Roman is most important and, in fact, is further divided into three variations: old style, transitional and modern. Old style looks most like hand-drawn letters with flat-nibbed pens, emphasizing oblique slanting, less difference between thick and thin areas, and no brackets. Modern style is straight, includes a pronounced difference between thicks and thins, and includes no brackets. Transitional is in between.

Common example of an old style roman: Garamond. Common example of modern roman: Bodoni. (Your computer may not render these typefaces accurately; check out this PDF file sample.) Both old and new styles are common nowadays. Old style offers a more traditionally, informal, warm look, while modern offers a formal, dressy, precise look.

Most common roman typeface in today's word processing world is times or times roman, designed in the 1920s for the London Times.

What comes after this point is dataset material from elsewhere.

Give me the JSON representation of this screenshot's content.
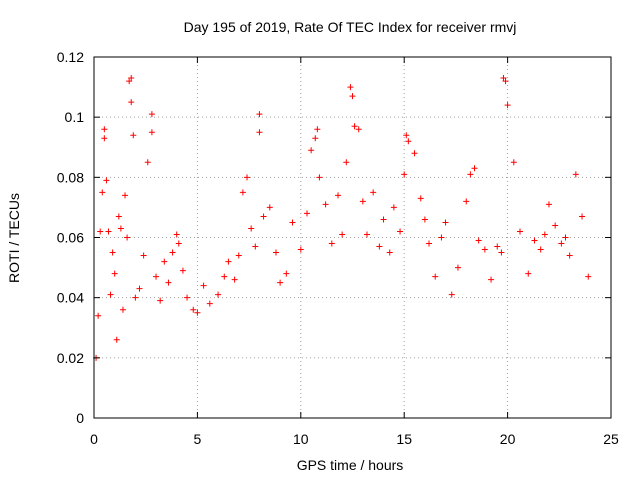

Sans serif was particularly popular in the 1970s, but dates from at least the 1830s. Elimination of serifs was thought to be more simple and readable. It's often used for road signs. Still, as body text, many people claim serif body text is more readable. Most common sans typeface today is helvetica, designed by Swiss artist Max Meidinger in the 1950s.

Egyptian or slab serif type represents a nineteenth-century effort to design type that resembled ancient Egyptian letterforms. It's used today mostly for headlines or nameplates, although can make an attractive body text. Stymie or Clarendon are among most common Egyptian type faces.

Blackletter, sometimes called old English, is type designed to resemble Medieval manuscripts. Rarely of use to editors, it lives on in newspaper nameplates, advertisements, and pub signs.

Script is designed to resemble handwriting. Also seldom used by editors, it appears most often in wedding invitations and advertisements.

A sixth family, miscellaneous, includes everything that won't fit in the other families, as well as dingbats--decorative typographical flourishes such as bullets, arrows, stars, pointing hands, etc.

Synopsis Seven
Editors need to keep track of the wide variety of elements that make up a printed page, and that task is logically called make-up. Page make-up is related to design as architecture is related to construction--the designer says how it ought to be done, and the builder does it. Modern page make-up emphasizes horizontal layout, based on grids (non-printing lines that define space on a page). Grids separate pages into columns; six columns is standard broadsheet, five columns is standard tabloid, three columns is standard magazine, two columns is standard newsletter. Old-style design, particularly for large publications, emphasized vertical layout: mostly one- and two-column stories running length-wise down a page. Nowadays most stories run across several columns, and form rectangular boxes, the principle of modular design.

Editors indicate to compositors (people who actually put elements on a page) where stories, photos, graphics, and any non-advertising material ought to be placed on pages. They do this using small facsimiles of pages, called dummy sheets. The process of moving material onto a dummy sheet is called dummying a page. Editors do this based on column inches, one column by one inch. These pages reach an editor's desk from advertising or business department, where advertisements already have been laid in. Advertising, too, is sold and measured by column inch, and indicated by number: a 2 X 4 ad, for instance, is two columns by four inches, or eight col in total.

As editors lay stories and photographs on a dummy sheet, they keep track of their work on a copy control sheet.

Photographs used to be proportioned to fit space on dummy sheets using a proportion wheel. Now most editors size photos in Photoshop using the Image Size pulldown menu. See instructions in Working with Digital Images.